1. Text classification

We consider two attacks: Deepwordbug(unrealistic) and TextFooler(realistic).

We use Textattack library from the command line to train the models and evaluate their adversarial robustness. You will find all the models presented in the paper in this link. In the config files of each model you can see the training parameters, including the attack used for the hardening. This file provides an easy way to identify the models.

2. Botnet detection

As an unrealistic attack we use the PGD implementation of ART library.
For the realistic attack we use the FENCE attack by Chernikova et al. Our implementation in this repo includes updates from TensorFlow 1 to TensorFlow 2, code refactoring and as well as bug fixes. However you can access the original repository by authors here if needed.

If you need to do feature engineering for new datasets not included in this repo check the tool from Talha Ongun.

3. Malware detection

We use 3 attacks: PGD and MoEvA2 (unrealistic) and AIMED (realistic).

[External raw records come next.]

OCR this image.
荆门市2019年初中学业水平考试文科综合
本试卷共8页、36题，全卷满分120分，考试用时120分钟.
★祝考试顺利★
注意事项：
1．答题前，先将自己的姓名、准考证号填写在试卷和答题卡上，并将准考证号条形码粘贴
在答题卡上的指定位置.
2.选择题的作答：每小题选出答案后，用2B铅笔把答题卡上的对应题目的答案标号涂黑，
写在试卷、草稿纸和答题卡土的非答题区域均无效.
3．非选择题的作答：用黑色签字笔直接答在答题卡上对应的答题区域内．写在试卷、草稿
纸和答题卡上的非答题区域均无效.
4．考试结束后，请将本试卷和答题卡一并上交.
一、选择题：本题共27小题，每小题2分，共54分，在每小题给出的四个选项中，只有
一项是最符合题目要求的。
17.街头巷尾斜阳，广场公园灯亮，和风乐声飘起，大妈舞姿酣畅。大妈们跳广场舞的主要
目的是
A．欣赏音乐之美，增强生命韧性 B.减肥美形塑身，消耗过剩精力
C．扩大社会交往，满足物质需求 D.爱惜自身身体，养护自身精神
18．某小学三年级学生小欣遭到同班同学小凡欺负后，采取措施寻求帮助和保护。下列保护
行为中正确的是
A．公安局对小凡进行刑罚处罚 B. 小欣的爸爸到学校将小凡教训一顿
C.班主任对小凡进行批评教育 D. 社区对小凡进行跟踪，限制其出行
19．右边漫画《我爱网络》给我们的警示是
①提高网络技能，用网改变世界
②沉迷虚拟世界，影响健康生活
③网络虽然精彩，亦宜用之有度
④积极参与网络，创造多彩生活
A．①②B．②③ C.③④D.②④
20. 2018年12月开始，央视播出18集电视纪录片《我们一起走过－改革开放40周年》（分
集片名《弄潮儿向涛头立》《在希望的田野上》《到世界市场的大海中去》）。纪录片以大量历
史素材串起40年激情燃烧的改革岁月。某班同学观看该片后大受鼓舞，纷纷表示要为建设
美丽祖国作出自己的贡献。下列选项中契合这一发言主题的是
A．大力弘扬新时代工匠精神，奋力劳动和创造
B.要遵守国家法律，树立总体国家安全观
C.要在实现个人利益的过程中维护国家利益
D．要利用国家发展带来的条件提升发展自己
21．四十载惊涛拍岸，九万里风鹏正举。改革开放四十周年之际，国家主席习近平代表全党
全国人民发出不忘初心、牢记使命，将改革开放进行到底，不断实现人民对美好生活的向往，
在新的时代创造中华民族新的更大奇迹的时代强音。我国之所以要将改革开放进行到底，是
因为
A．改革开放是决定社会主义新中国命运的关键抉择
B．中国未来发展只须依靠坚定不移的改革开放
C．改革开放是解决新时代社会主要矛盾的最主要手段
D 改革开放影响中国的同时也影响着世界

Again for PGD we use the ART implementation.
For MoEvA2 we use and include in this repo an early version called Coeva2. If you are interested, the latest release by the authors can be found here.
For AIMED we use and include in this repo a lighter version with only the necessary functionalities needed for this study. For the full code and functionalities check the authors original version in here

Accessing data for individual use cases

Follow the links to get general malware data, pgd_data, moeva2 data, AIMED data. You can download and place them in their respective folders.

We have received the original Windows PE files from the authors of When Malware is Packin’ Heat; Limits of Machine Learning Classifiers Based on Static Analysis Features.